Khusus bagi pensiunan PNS/TNI/Polri, veteran, perintis kemerdekaan sudah terdaftar secara otomatis sebagai peserta BPJS Kesehatan karena peralihan dari jaminan Askes Sosial PT Askes (Persero), sehingga tidak perlu melakukan pendaftaran peserta. BPJS Kesehatan juga telah mengelola peserta peralihan dari jaminan kesehatan Askes Sosial PT Askes (Persero), Jaminan Pemeliharaan Kesehatan (JPK) PT Jamsostek (Persero), Jaminan Kesehatan TNI/Polri, dan peralihan dari peserta Jamkesda di beberapa daerah.
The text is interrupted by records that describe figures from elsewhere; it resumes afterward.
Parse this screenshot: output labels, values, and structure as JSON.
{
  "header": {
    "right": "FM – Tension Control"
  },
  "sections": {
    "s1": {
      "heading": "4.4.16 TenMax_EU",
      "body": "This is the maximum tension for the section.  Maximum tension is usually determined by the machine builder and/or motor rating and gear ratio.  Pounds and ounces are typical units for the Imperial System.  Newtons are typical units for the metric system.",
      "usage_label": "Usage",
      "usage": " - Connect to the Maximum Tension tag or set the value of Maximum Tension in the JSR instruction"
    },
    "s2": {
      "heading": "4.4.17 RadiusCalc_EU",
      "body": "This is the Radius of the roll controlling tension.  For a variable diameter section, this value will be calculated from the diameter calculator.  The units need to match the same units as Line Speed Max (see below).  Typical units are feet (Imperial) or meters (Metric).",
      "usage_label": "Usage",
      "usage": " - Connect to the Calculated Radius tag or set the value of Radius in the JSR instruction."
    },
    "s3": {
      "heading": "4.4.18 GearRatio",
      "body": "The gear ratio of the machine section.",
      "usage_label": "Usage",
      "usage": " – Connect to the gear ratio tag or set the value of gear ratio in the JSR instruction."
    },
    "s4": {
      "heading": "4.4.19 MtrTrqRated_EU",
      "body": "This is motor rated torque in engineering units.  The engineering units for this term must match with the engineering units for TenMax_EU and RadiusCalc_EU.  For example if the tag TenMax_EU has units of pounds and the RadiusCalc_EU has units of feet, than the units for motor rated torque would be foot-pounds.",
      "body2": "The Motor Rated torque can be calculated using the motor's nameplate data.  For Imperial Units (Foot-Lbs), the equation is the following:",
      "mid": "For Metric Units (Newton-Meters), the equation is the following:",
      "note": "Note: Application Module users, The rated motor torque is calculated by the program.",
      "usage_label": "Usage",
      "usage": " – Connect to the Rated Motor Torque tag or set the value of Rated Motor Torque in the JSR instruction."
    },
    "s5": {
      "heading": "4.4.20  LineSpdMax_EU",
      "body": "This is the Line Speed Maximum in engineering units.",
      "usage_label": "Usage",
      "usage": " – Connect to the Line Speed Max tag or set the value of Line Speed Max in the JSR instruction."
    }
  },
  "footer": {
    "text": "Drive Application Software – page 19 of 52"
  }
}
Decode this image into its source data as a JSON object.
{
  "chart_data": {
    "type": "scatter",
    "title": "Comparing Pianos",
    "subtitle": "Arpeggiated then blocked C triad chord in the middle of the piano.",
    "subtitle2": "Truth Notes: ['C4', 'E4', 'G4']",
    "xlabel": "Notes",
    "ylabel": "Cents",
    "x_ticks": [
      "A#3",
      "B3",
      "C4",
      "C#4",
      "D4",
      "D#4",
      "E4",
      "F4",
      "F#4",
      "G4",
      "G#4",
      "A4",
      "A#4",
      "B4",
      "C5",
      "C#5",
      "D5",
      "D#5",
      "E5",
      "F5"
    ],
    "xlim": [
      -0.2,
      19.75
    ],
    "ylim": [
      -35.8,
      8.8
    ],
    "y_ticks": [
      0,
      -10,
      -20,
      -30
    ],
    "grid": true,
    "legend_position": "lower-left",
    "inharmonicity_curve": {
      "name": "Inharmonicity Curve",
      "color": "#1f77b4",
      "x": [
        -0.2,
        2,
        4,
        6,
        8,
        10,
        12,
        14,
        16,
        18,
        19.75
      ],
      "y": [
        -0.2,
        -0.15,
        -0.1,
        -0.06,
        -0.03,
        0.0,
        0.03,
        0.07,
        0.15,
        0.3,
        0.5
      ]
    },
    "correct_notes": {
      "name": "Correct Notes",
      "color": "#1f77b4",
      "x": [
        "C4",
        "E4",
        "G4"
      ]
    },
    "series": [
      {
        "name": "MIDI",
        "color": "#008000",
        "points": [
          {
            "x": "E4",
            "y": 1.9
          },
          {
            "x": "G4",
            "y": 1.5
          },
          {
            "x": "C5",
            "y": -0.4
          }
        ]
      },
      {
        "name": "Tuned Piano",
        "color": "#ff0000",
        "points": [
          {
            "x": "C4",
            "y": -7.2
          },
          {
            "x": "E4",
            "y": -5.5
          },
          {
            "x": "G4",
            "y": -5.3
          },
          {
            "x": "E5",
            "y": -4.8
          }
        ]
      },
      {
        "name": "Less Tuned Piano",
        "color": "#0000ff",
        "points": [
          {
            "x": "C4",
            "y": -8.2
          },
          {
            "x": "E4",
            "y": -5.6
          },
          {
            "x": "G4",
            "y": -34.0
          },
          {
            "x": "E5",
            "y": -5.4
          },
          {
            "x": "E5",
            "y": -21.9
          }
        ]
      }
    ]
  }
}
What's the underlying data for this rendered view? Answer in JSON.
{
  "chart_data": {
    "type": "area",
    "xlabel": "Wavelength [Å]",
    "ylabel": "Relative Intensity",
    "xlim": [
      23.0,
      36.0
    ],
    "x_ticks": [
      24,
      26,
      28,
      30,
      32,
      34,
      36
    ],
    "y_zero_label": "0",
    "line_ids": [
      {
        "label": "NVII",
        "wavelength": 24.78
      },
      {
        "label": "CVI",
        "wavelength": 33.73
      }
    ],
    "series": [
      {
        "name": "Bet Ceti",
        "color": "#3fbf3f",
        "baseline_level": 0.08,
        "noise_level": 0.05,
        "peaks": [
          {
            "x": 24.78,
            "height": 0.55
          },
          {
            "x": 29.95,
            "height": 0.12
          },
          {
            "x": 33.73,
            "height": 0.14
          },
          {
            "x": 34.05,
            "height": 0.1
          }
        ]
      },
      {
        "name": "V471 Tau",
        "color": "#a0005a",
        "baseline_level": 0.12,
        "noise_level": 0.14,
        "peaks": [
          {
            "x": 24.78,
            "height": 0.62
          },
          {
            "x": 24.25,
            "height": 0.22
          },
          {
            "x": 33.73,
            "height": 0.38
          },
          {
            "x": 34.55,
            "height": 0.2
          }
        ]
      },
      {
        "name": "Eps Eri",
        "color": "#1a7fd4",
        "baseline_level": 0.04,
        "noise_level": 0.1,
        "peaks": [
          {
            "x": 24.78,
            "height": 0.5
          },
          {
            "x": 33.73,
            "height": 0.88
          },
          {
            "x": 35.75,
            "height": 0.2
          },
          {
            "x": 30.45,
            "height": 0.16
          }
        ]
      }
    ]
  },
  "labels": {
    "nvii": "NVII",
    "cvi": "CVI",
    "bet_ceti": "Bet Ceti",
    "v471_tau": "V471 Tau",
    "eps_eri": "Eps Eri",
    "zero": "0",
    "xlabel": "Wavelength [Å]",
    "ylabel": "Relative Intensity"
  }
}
Bagi karyawan penerima upah, iuran premi ditetapkan sebesar 4,5 persen dari gaji karyawan perbulan hingga 30 Juni 2015 dan meningkat menjadi 5 persen pada 1 Juli 2015.
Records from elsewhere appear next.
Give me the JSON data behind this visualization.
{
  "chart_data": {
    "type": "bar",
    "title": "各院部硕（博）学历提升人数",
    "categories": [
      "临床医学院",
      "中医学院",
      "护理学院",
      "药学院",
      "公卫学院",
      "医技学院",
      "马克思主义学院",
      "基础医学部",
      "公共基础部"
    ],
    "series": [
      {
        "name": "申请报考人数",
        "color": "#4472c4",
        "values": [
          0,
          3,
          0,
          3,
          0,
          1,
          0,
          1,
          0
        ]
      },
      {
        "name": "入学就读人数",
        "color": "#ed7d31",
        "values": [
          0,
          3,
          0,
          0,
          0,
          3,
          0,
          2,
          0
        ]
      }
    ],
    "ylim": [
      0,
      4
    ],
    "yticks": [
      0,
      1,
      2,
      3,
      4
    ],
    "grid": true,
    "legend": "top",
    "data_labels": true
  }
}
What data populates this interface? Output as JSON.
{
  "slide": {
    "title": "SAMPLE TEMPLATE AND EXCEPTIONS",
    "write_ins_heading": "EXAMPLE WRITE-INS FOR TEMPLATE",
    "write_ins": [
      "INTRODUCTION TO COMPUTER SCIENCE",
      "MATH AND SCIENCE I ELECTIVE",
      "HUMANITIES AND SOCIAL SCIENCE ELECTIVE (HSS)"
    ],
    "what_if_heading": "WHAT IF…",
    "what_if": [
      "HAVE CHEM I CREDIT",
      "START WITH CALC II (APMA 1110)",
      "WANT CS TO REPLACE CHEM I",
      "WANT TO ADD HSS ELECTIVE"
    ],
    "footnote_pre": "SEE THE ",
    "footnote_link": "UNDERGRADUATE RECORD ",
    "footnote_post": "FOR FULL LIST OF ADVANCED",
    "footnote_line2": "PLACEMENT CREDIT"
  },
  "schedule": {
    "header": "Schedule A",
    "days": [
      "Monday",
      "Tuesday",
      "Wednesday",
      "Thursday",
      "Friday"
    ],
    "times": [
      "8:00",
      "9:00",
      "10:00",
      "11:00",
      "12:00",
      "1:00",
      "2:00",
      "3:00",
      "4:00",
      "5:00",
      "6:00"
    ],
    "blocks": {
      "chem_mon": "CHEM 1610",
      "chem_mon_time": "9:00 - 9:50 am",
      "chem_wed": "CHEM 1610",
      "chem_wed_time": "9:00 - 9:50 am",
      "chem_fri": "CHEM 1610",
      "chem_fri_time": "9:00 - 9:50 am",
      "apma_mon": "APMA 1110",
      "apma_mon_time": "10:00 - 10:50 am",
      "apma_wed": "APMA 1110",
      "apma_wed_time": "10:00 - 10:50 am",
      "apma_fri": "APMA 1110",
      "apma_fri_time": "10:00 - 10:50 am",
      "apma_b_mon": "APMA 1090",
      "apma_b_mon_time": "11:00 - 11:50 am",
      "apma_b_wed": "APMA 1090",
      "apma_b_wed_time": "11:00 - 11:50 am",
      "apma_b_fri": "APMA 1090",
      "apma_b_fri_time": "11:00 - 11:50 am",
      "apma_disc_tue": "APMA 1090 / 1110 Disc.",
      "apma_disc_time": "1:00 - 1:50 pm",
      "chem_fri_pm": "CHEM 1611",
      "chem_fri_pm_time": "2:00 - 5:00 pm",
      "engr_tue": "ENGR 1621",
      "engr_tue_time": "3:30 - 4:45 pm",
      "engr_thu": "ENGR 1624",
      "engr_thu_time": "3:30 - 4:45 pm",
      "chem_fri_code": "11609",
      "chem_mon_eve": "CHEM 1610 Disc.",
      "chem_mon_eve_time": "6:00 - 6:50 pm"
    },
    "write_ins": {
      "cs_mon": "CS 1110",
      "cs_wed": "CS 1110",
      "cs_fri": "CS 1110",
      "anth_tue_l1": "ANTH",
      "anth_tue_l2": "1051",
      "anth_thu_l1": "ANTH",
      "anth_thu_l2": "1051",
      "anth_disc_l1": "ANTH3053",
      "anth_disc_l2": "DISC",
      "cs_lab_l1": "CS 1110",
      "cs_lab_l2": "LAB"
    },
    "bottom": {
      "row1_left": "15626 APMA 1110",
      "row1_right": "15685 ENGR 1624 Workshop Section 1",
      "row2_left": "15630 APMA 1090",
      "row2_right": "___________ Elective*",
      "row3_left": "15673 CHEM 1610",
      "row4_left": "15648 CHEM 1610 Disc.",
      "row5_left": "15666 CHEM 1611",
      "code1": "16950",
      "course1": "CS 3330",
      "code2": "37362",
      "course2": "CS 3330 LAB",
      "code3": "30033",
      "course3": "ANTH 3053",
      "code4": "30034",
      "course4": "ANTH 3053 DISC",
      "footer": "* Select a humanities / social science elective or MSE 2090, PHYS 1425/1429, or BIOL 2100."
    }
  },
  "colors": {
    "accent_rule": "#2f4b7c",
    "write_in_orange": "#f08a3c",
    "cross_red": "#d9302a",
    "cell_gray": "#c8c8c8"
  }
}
Komposisi besaran iuran tersebut, 4 persen dibayar oleh pengusaha (pemberi kerja) dan 0,5 persen dibayar oleh pekerja (sebelum 1 Juli 2014) dan satu persen pekerja setelah 1 Juli 2015. Sedangkan pegawai negeri sipil (PNS) membayar iuran sebesar 5 persen dengan komposisi 3 persen dibayar oleh pemerintah (pemberi kerja), 2 persen dibayar oleh PNS (pekerja).
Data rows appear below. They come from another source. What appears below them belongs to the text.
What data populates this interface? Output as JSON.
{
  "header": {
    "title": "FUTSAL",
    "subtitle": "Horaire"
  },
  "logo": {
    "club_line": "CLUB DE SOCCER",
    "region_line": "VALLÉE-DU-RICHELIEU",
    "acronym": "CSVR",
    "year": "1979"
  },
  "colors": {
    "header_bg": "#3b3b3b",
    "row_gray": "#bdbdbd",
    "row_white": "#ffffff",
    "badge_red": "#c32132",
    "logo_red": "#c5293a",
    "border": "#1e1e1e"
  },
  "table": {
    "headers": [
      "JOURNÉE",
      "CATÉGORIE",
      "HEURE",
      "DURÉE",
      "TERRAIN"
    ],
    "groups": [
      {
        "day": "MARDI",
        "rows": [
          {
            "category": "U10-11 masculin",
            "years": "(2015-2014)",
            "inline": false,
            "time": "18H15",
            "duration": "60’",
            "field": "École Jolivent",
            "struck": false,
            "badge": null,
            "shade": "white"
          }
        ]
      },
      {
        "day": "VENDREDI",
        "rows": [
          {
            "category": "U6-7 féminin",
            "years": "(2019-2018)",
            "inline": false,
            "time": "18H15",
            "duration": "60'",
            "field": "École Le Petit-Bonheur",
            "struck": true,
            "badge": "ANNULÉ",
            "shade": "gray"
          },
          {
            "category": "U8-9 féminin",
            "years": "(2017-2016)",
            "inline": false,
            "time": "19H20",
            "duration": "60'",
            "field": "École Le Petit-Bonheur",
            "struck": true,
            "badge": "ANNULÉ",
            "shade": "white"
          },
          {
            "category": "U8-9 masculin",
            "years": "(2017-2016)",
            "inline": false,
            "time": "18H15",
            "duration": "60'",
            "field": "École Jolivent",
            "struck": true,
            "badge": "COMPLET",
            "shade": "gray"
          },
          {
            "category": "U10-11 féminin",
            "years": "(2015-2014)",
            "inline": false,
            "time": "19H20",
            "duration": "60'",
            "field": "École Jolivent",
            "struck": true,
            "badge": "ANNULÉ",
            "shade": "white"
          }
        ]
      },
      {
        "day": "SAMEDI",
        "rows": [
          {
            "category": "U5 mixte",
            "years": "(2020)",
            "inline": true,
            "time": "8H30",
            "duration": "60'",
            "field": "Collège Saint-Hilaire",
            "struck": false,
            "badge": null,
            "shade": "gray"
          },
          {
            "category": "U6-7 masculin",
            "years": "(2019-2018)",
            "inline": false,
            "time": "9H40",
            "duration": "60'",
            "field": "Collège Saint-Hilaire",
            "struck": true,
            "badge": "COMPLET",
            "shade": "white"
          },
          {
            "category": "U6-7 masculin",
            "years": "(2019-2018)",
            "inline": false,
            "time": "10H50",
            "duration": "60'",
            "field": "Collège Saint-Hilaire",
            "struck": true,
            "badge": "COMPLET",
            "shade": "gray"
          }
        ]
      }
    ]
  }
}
Bagi masyarakat fakir miskin dan tidak mampu masuk kedalam penerima bantuan iuran (PBI), iuran jaminan kesehatan dibayari oleh pemerintah yang telah ditetapkan sebesar Rp 19.225 per bulan per orang. Untuk peserta Jaminan Kesehatan Daerah (Jamkesda) yang sudah melakukan kerjasama dengan BPJS Kesehatan per 1 Januari seperti program Kartu Jakarta Sehat (KJS), Jaminan Kesehatan Rakyat Aceh (JKRA) juga sudah otomatis menjadi peserta JKN BPJS Kesehatan dan tidak perlu mendaftar lagi. Selain KJS dan JKRA, Jamkesda lainnya juga segera terintegrasi dengan BPJS Kesehatan.

Karena kepesertaan BPJS Kesehatan bersifat wajib, maka masyarakat yang belum menjadi peserta pun diimbau agar segera mendaftarkan diri sebagai peserta BPJS Kesehatan. Targetnya, semua penduduk Indonesia atau sekitar 257,5 juta jiwa dapat terdaftar sebagai peserta BPJS paling lambat pada 1 Januari 2019 dengan tingkat kepuasan 85 persen. Ayo, pastikan kita sudah menjadi peserta BPJS Kesehatan, jangan menunggu sakit baru mendaftar sebagai peserta.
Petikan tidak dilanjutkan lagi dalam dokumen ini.